L’élection d’un président à la tête de l’UMP est certainement un acte démocratique par excellence. Il y a maintenant de nombreux candidats à la candidature. Combien seront-ils dans quelques semaines ? Peut-être quatre ou cinq, ce qui serait une bonne étape.
Certains ont commencé leur campagne officiellement : recherche de parrainage, textes de fond pour orienter notre mouvement. Tout ceci est fort bien, mais voici que les élections se tendent. Les « seconds couteaux » commencent à se manifester ça et là (petites injures, sous-entendus, accusations bêtes et méchantes).

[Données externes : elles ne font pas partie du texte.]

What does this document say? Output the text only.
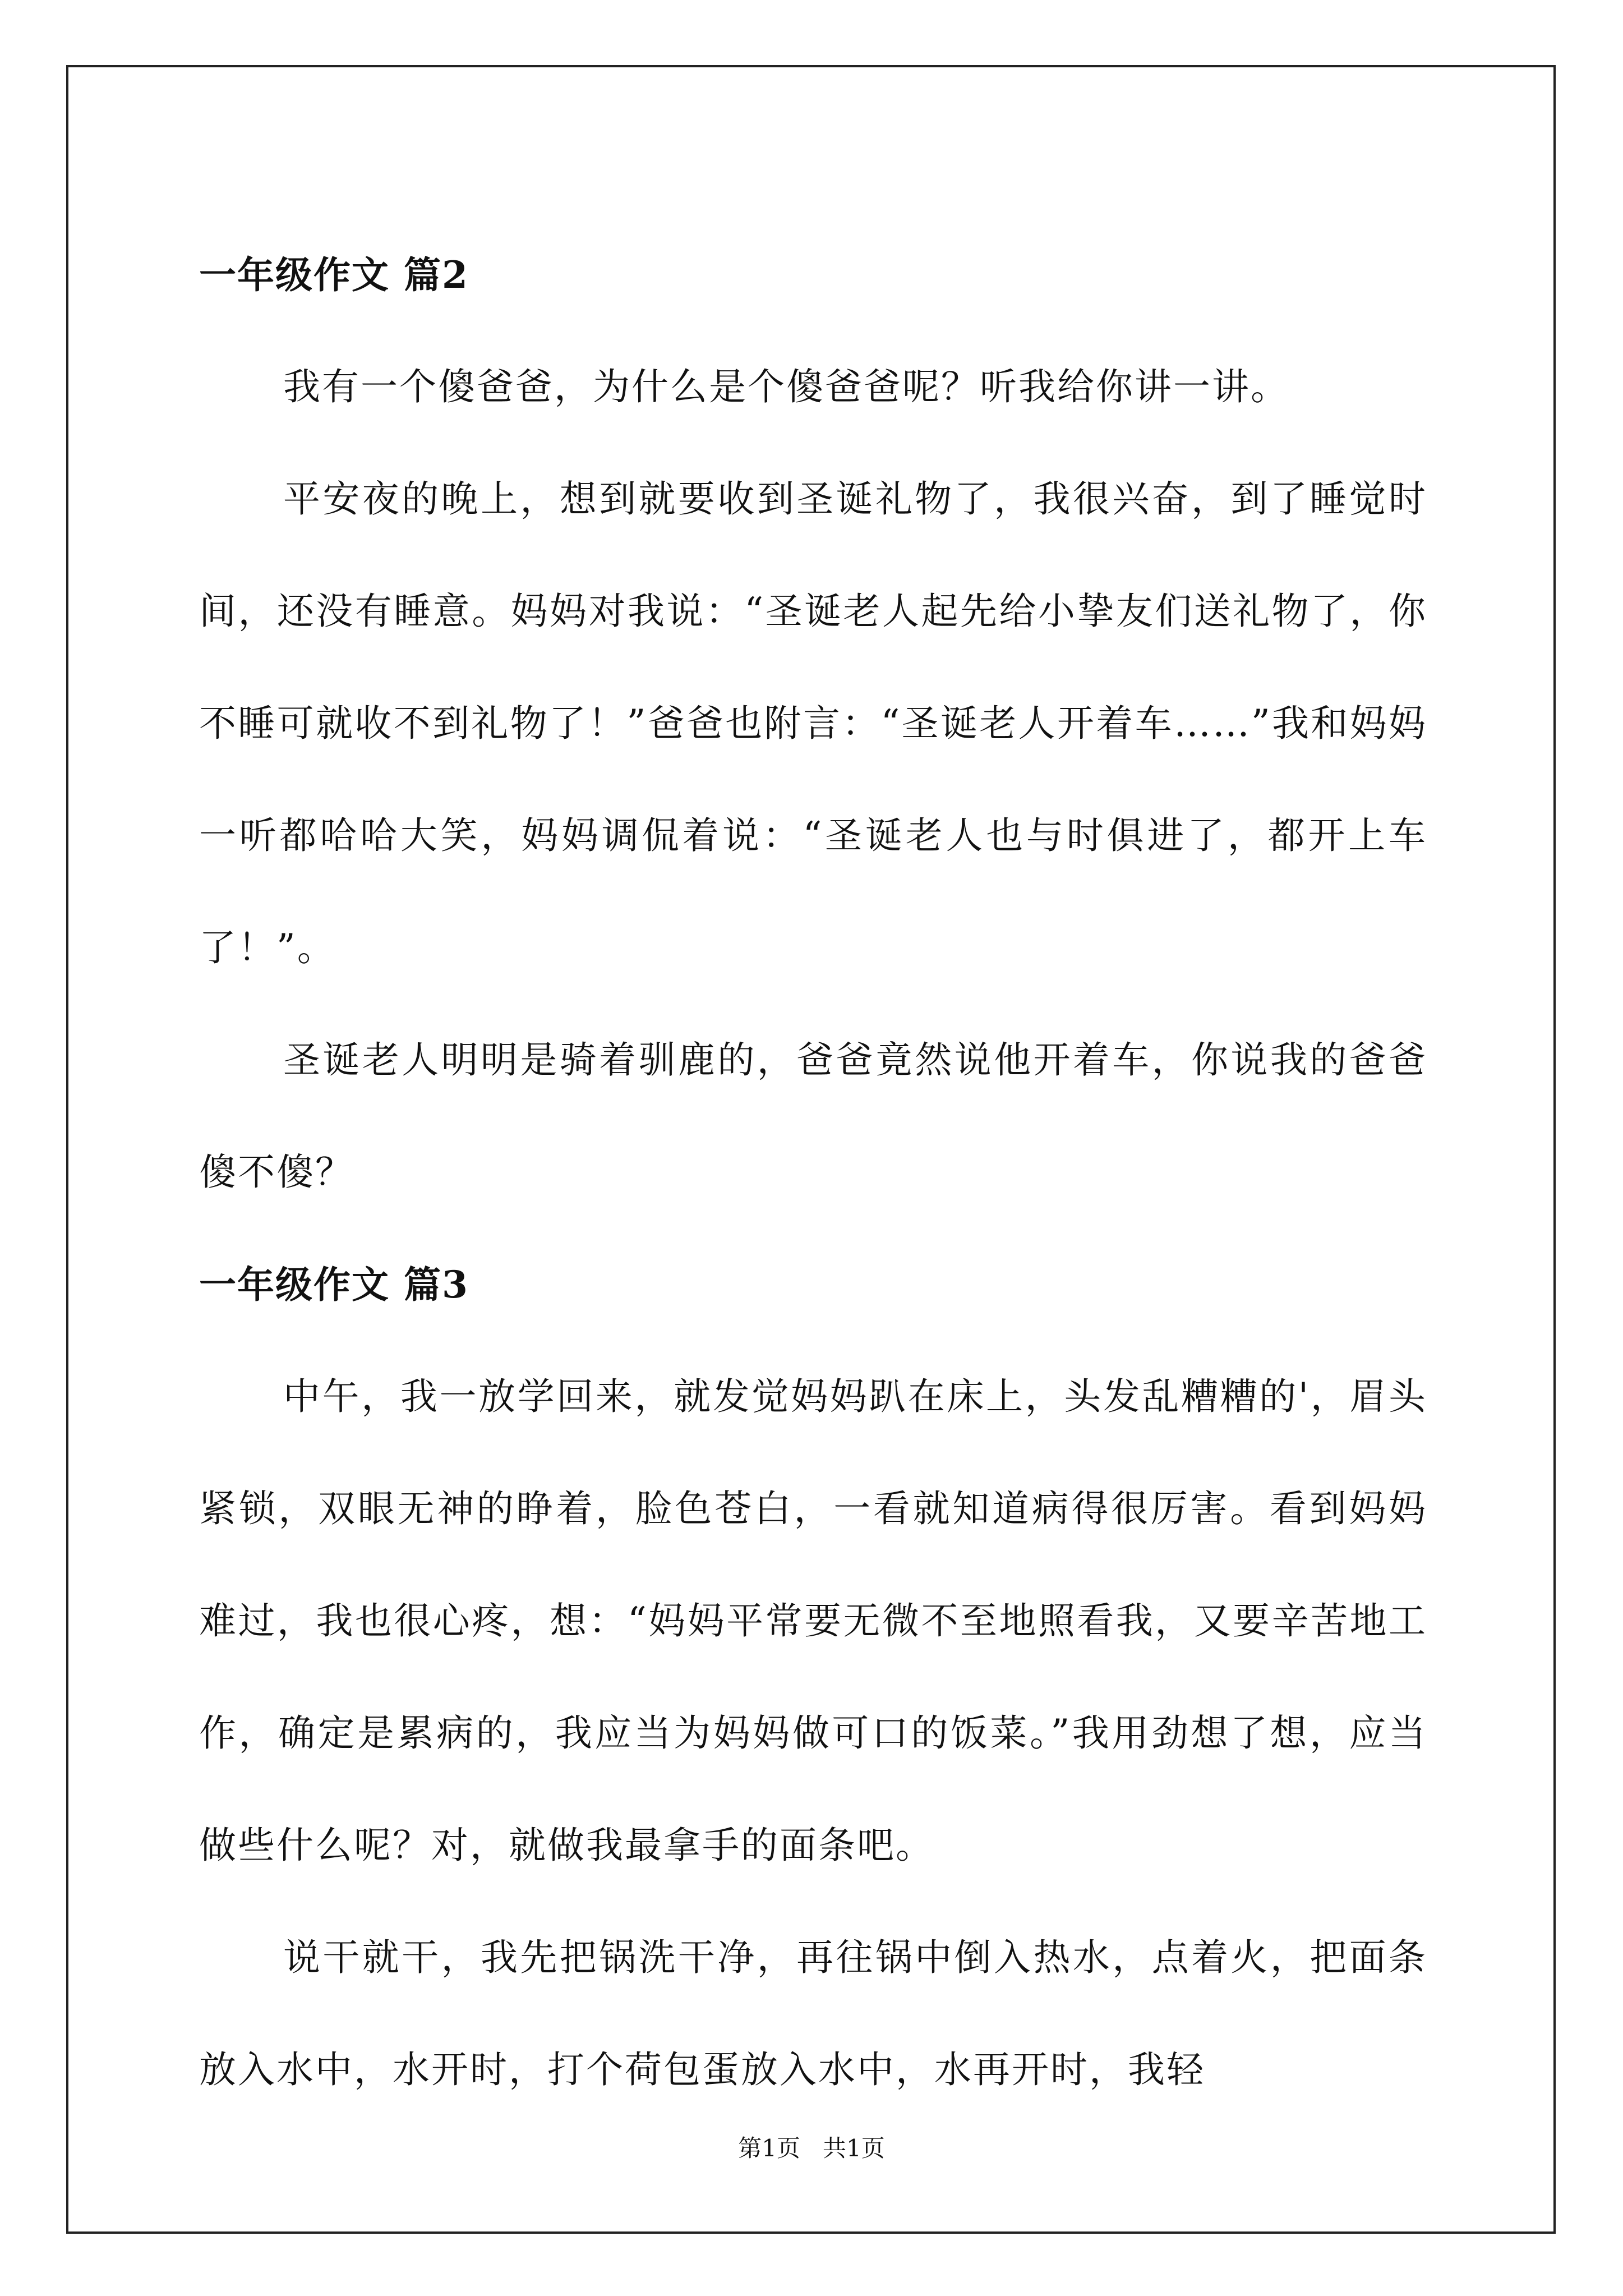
一年级作文 篇2

我有一个傻爸爸，为什么是个傻爸爸呢？听我给你讲一讲。

平安夜的晚上，想到就要收到圣诞礼物了，我很兴奋，到了睡觉时间，还没有睡意。妈妈对我说：“圣诞老人起先给小挚友们送礼物了，你不睡可就收不到礼物了！”爸爸也附言：“圣诞老人开着车……”我和妈妈一听都哈哈大笑，妈妈调侃着说：“圣诞老人也与时俱进了，都开上车了！”。

圣诞老人明明是骑着驯鹿的，爸爸竟然说他开着车，你说我的爸爸傻不傻？

一年级作文 篇3

中午，我一放学回来，就发觉妈妈趴在床上，头发乱糟糟的'，眉头紧锁，双眼无神的睁着，脸色苍白，一看就知道病得很厉害。看到妈妈难过，我也很心疼，想：“妈妈平常要无微不至地照看我，又要辛苦地工作，确定是累病的，我应当为妈妈做可口的饭菜。”我用劲想了想，应当做些什么呢？对，就做我最拿手的面条吧。

说干就干，我先把锅洗干净，再往锅中倒入热水，点着火，把面条放入水中，水开时，打个荷包蛋放入水中，水再开时，我轻

第1页 共1页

Cette dérive, voulue par les candidats qui, eux, jouent les blanches colombes, est inutile et dangereuse. Ne transformons pas cette campagne démocratique en une guerre fratricide. La France va mal, le monde est agité et instable. D’un jour à l’autre, cette crise peut se transformer en guerre économique d’abord, par un affrontement en Europe même, ensuite ailleurs, voire en guerre conventionnelle au Moyen Orient ou en Asie centrale.
Les Français, pour l’instant en vacances, n’accepteront pas longtemps cette zizanie stérile et dévastatrice. Il faudrait que, dès l’annonce définitive des candidatures par le dépôt des parrainages, un homme ou une femme soit nommé provisoirement à la tête de notre mouvement pour le faire vivre pendant cette période transitoire, organisant ces élections dans le calme et la démocratie.

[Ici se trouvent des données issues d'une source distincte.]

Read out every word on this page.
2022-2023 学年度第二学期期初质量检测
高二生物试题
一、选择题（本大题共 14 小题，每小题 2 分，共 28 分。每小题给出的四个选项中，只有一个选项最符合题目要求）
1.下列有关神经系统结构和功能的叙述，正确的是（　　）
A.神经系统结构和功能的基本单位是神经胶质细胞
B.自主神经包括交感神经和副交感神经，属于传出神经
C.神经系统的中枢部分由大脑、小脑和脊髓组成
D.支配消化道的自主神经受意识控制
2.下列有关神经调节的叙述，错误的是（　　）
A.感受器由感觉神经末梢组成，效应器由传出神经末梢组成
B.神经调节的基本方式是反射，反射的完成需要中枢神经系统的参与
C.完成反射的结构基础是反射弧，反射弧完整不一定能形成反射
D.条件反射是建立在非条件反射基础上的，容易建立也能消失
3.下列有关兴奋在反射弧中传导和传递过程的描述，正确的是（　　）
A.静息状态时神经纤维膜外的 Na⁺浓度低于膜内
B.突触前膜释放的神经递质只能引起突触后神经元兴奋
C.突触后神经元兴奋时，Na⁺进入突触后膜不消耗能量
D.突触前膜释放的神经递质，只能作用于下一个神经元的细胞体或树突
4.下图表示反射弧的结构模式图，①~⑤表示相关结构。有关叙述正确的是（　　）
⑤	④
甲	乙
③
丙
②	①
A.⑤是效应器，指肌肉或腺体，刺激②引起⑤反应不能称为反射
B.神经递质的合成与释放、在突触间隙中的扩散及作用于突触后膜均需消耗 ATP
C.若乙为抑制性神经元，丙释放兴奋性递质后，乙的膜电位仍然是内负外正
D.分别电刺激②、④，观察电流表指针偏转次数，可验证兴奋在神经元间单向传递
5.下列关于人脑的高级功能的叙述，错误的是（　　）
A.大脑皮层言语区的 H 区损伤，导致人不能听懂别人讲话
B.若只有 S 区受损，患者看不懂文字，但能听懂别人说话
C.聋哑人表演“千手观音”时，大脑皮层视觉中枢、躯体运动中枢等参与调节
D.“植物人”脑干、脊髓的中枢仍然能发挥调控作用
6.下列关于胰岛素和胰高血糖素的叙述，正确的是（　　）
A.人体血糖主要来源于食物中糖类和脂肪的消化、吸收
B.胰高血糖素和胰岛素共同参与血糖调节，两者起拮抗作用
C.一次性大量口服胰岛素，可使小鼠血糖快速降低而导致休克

Du mois de septembre au mois de novembre, une équipe, représentant les candidats, aurait pour mission de faire en sorte que notre mouvement reste politiquement présent, s’oppose aux dérapages des socialistes, propose des alternatives crédibles et factuelles en attendant l’élection du président démocratiquement élu.

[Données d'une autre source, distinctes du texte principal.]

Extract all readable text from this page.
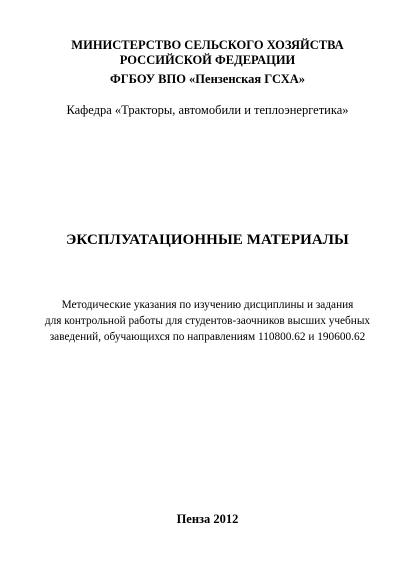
МИНИСТЕРСТВО СЕЛЬСКОГО ХОЗЯЙСТВА
РОССИЙСКОЙ ФЕДЕРАЦИИ
ФГБОУ ВПО «Пензенская ГСХА»
Кафедра «Тракторы, автомобили и теплоэнергетика»
ЭКСПЛУАТАЦИОННЫЕ МАТЕРИАЛЫ
Методические указания по изучению дисциплины и задания
для контрольной работы для студентов-заочников высших учебных
заведений, обучающихся по направлениям 110800.62 и 190600.62
Пенза 2012
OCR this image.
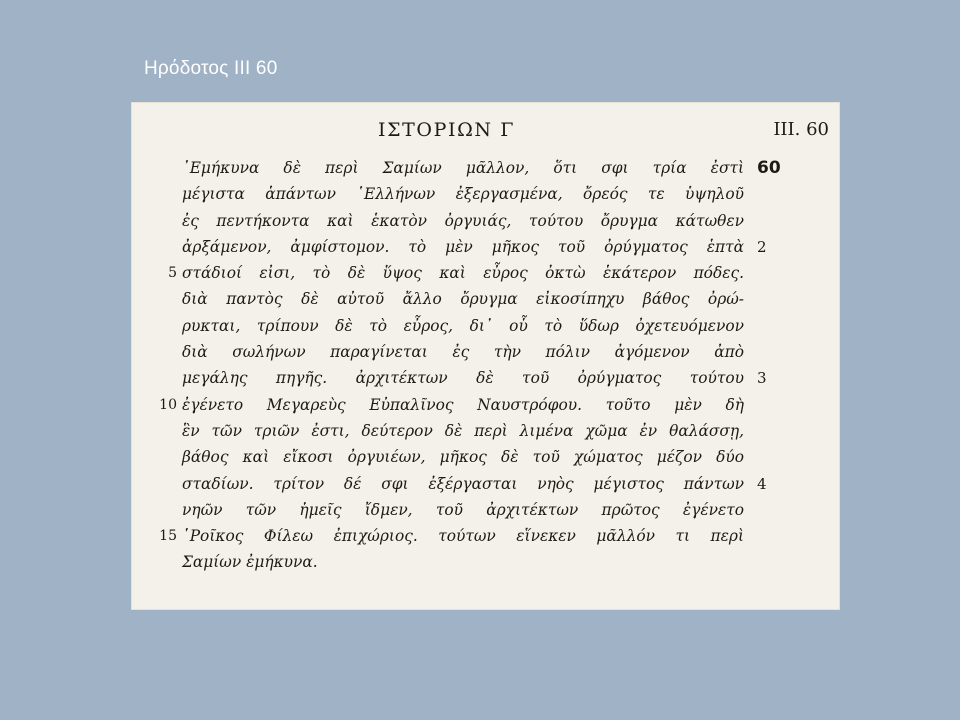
Ηρόδοτος III 60
ΙΣΤΟΡΙΩΝ Γ	III. 60
᾿Εμήκυνα δὲ περὶ Σαμίων μᾶλλον, ὅτι σφι τρία ἐστὶ 60
μέγιστα ἁπάντων ῾Ελλήνων ἐξεργασμένα, ὄρεός τε ὑψηλοῦ
ἐς πεντήκοντα καὶ ἑκατὸν ὀργυιάς, τούτου ὄρυγμα κάτωθεν
ἀρξάμενον, ἀμφίστομον. τὸ μὲν μῆκος τοῦ ὀρύγματος ἑπτὰ 2
5 στάδιοί εἰσι, τὸ δὲ ὕψος καὶ εὖρος ὀκτὼ ἑκάτερον πόδες.
διὰ παντὸς δὲ αὐτοῦ ἄλλο ὄρυγμα εἰκοσίπηχυ βάθος ὀρώ-
ρυκται, τρίπουν δὲ τὸ εὖρος, δι᾿ οὗ τὸ ὕδωρ ὀχετευόμενον
διὰ σωλήνων παραγίνεται ἐς τὴν πόλιν ἀγόμενον ἀπὸ
μεγάλης πηγῆς. ἀρχιτέκτων δὲ τοῦ ὀρύγματος τούτου 3
10 ἐγένετο Μεγαρεὺς Εὐπαλῖνος Ναυστρόφου. τοῦτο μὲν δὴ
ἓν τῶν τριῶν ἐστι, δεύτερον δὲ περὶ λιμένα χῶμα ἐν θαλάσσῃ,
βάθος καὶ εἴκοσι ὀργυιέων, μῆκος δὲ τοῦ χώματος μέζον δύο
σταδίων. τρίτον δέ σφι ἐξέργασται νηὸς μέγιστος πάντων 4
νηῶν τῶν ἡμεῖς ἴδμεν, τοῦ ἀρχιτέκτων πρῶτος ἐγένετο
15 ῾Ροῖκος Φίλεω ἐπιχώριος. τούτων εἵνεκεν μᾶλλόν τι περὶ
Σαμίων ἐμήκυνα.
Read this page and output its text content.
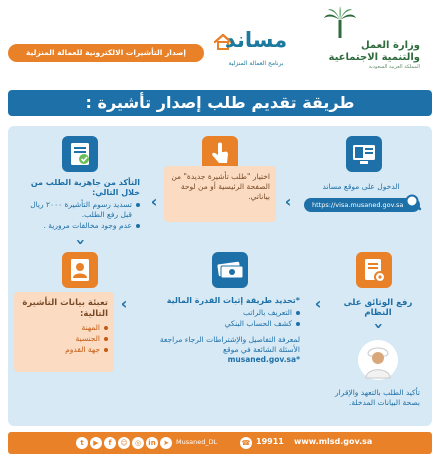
وزارة العمل
والتنمية الاجتماعية
المملكة العربية السعودية
مساند
برنامج العمالة المنزلية
إصدار التأشيرات الالكترونية للعمالة المنزلية
طريقة تقديم طلب إصدار تأشيرة :
الدخول على موقع مساند
https://visa.musaned.gov.sa
‹
اختيار "طلب تأشيرة جديدة" من الصفحة الرئيسية أو من لوحة بياناتي.
‹
التأكد من جاهزية الطلب من خلال التالي:
تسديد رسوم التأشيرة ٢٠٠٠ ريال قبل رفع الطلب.
عدم وجود مخالفات مرورية .
‹
رفع الوثائق على النظام
‹
*تحديد طريقة إثبات القدرة المالية
التعريف بالراتب
كشف الحساب البنكي
لمعرفة التفاصيل والإشتراطات الرجاء مراجعة الأسئلة الشائعة في موقع
musaned.gov.sa*
‹
تعبئة بيانات التأشيرة التالية:
المهنة
الجنسية
جهة القدوم
‹
تأكيد الطلب بالتعهد والإقرار بصحة البيانات المدخلة.
t	▶	f	☺	◎	in	➤	Musaned_DL	☎ 19911 www.mlsd.gov.sa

Il faudrait que tous acceptent une charte de bonne conduite évitant les coups bas et les injures. L’enjeu n’est pas seulement l’élection d’une femme ou d’un homme à la tête de l’UMP, mais l’avenir de notre pays. Faute de quoi, notre mouvement risquerait de se déchirer, d’exploser et de laisser la place au centre et à l’extrême droite, ce qui serait extraordinairement dangereux.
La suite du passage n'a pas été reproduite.